The US Food and Drug Administration has approved the Malvern, Pennsylvania-based biotech's EAP, within which OCU400 will be available to certain patients with early intermediate-to-advanced retinitis pigmentosa who have at least minimal retinal preservation and could benefit from the gene therapy.

Before the FDA approved the EAP, patients could only access OCU400 within a clinical trial. Ocugen has evaluated OCU400 in a Phase I/II study and is assessing it in the ongoing Phase III liMeliGhT trial. Patients may be eligible to receive the gene therapy through the EAP if they participated in the Phase I/II study and qualify for dosing in the non-treated eye or if they were ineligible for that study or for liMeliGhT. 
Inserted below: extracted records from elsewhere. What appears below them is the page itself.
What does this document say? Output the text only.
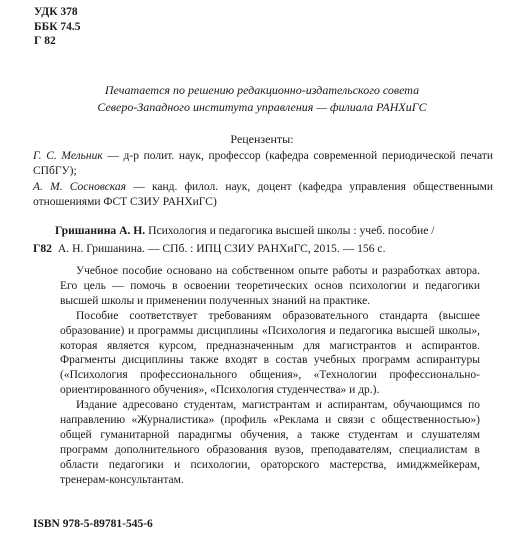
УДК 378
ББК 74.5
Г 82
Печатается по решению редакционно-издательского совета
Северо-Западного института управления — филиала РАНХиГС
Рецензенты:
Г. С. Мельник — д-р полит. наук, профессор (кафедра современной периодической печати СПбГУ);
А. М. Сосновская — канд. филол. наук, доцент (кафедра управления общественными отношениями ФСТ СЗИУ РАНХиГС)
Гришанина А. Н. Психология и педагогика высшей школы : учеб. пособие /
Г82 А. Н. Гришанина. — СПб. : ИПЦ СЗИУ РАНХиГС, 2015. — 156 с.

Учебное пособие основано на собственном опыте работы и разработках автора. Его цель — помочь в освоении теоретических основ психологии и педагогики высшей школы и применении полученных знаний на практике.

Пособие соответствует требованиям образовательного стандарта (высшее образование) и программы дисциплины «Психология и педагогика высшей школы», которая является курсом, предназначенным для магистрантов и аспирантов. Фрагменты дисциплины также входят в состав учебных программ аспирантуры («Психология профессионального общения», «Технологии профессионально-ориентированного обучения», «Психология студенчества» и др.).

Издание адресовано студентам, магистрантам и аспирантам, обучающимся по направлению «Журналистика» (профиль «Реклама и связи с общественностью») общей гуманитарной парадигмы обучения, а также студентам и слушателям программ дополнительного образования вузов, преподавателям, специалистам в области педагогики и психологии, ораторского мастерства, имиджмейкерам, тренерам-консультантам.

ISBN 978-5-89781-545-6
Retinitis pigmentosa is a group of eye disorders caused by mutations in more than 60 genes, most commonly occurring in the RHO gene. OCU400 aims to treat the condition by "resetting" the dysfunctional gene network in retinitis pigmentosa patients and reestablish healthy cellular homeostasis by delivering a copy of the NR2E3 gene that regulates physiological functions within the retina.

"RP patients with mutations in multiple genes currently have no therapeutic options," Lejla Vajzovic, an associate professor of ophthalmology at the Duke University Eye Center and chair of Ocugen's retina scientific advisory board, said in a statement.

OCU400 has orphan drug and regenerative medicine advanced therapy designations from the FDA. Ocugen has said it is on track to submit regulatory applications for the gene therapy in the US and EU in 2026.